Un biglietto unico per la visita del duomo, chiostro e museo diocesano

Oggi presentata l’iniziativa che entrerà in vigore ad ottobre. LE FOTO

MONREALE, 7 settembre – L’idea, così come ha affermato l’arcivescovo, monsignor Michele Pennisi, è quella di ricomporre in un’unica struttura ciò che aveva progettato re Guglielmo, che aveva pensato ad un grande complesso comprendente il duomo, il chiostro ed il monastero e creare quindi un percorso che ne prosegua il sogno e ne attui la volontà.
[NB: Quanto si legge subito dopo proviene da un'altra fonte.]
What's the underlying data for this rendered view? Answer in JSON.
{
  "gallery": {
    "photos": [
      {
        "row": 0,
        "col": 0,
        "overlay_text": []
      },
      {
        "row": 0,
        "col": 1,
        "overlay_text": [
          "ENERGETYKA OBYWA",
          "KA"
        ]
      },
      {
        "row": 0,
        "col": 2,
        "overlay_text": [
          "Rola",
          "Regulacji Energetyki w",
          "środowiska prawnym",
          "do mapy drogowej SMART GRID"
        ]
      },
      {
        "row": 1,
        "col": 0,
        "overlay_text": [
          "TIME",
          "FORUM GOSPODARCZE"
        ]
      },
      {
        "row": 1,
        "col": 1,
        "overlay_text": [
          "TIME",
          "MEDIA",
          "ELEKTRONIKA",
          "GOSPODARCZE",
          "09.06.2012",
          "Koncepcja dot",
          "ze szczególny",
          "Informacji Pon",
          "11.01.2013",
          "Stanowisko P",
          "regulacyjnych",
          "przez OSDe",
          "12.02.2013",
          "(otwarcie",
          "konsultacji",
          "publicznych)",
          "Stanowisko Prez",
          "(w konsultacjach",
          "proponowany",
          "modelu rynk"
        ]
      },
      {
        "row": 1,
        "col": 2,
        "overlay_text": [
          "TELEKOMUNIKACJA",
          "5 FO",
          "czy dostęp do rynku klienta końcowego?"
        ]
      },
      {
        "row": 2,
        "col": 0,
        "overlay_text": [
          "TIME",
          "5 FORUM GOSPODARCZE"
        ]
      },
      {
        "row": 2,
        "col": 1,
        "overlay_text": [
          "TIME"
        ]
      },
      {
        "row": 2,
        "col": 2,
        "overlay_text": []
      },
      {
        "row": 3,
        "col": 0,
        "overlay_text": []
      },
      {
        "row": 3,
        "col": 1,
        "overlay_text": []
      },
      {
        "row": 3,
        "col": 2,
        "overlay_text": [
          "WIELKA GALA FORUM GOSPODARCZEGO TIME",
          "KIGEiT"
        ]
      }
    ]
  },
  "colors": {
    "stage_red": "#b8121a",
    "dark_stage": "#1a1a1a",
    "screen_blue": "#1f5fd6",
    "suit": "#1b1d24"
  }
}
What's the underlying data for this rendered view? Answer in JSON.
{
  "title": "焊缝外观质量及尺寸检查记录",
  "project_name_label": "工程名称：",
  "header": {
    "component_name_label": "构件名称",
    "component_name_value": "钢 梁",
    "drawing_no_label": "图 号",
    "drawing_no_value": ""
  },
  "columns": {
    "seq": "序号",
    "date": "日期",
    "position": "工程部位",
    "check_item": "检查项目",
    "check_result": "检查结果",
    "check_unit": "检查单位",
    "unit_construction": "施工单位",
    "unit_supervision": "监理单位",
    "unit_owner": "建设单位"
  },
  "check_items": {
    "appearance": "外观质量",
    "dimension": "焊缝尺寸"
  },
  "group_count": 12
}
Con questo substrato storico e questa rievocazione quasi mitologica è stata ufficializzata oggi l’introduzione del biglietto unico di un percorso che consentirà ai visitatori di accedere alle aree che attualmente prevedono il pagamento di un ticket straordinario, nell’ottica di una più ampia e più efficace fruizione di quello che Papa Benedetto XVI ha definito il duomo più bello del mondo.
Con soli 10 euro ogni visitatore, fermo restando che l’accesso alla sola cattedrale è soggetto alle regole finora attuate, potrà godere di una visione più ampia e più dettagliata, accedendo pure alla cappella Roano (quella dei tesori), alle terrazze del duomo, da dove si ammira il panorama della Conca d’Oro, al museo diocesano, culla di oggetti d’arte di inestimabile valore e “dulcis in fundo” al Chiostro dei Benedettini.
Come dire: chi viene a Monreale non potrà non rimanere estasiato da un patrimonio artistico a 360 gradi di fama mondiale e di bellezza rara.
Il biglietto unico ed il suo percorso saranno gestiti dall’accordo fra Regione Siciliana, Curia Arcivescovile e CoopCulture, la società ormai specializzata nel settore, che in Italia cura la fruizione artistica di tanti prestigiosi siti e con la sua esperienza potrà certamente svolgere un ruolo importante.
A tenere a battesimo questo accordo c’era il “padrone di casa”, monsignor Pennisi, arcivescovo di Monreale, c’era pure il presidente della Regione, Rosario Crocetta, degnamente supportato dal neo dirigente generale del dipartimento regionale dei Beni Culturali, Maria Elena Volpes, fino a ieri Soprintendete dei Beni Culturali di Palermo. Per la CoopCulture c’era la dirigente Giovanni Barni. Alla fine dell’iniziativa tutti contenti e tutti concordi nel dire che questa sinergia non potrà far altro che confermare il trend di crescita dei visitatori (che già registra un confortante segno più del 10 per cento) e soprattutto garantire nuove modalità di visita (anche con i sistemi più moderni delle video ed audioguide). A patto che gli enti locali agevolino i trasporti e che rendano più appetibile, in senso lato, il prodotto Monreale.
Il Comune di Monreale, almeno questa è la speranza, entrerà in gioco non appena sarà in grado di mettere sul piatto un’offerta turistica sostanziosa. In pratica, non appena potrà pregiarsi del museo multimediale, da anni reclamizzato, ma ancora non realizzato. Soltanto in quel momento potrà sedersi al tavolo dei soggetti interessati e rivendicare quel ruolo che (giustamente) dovrebbe recitare in questa vicenda. Fino ad allora potrà solo osservare un percorso che sembra avviarsi vero traguardi prestigiosi e promette di fornire ai turisti che arrivano a Monreale un prodotto soddisfacente.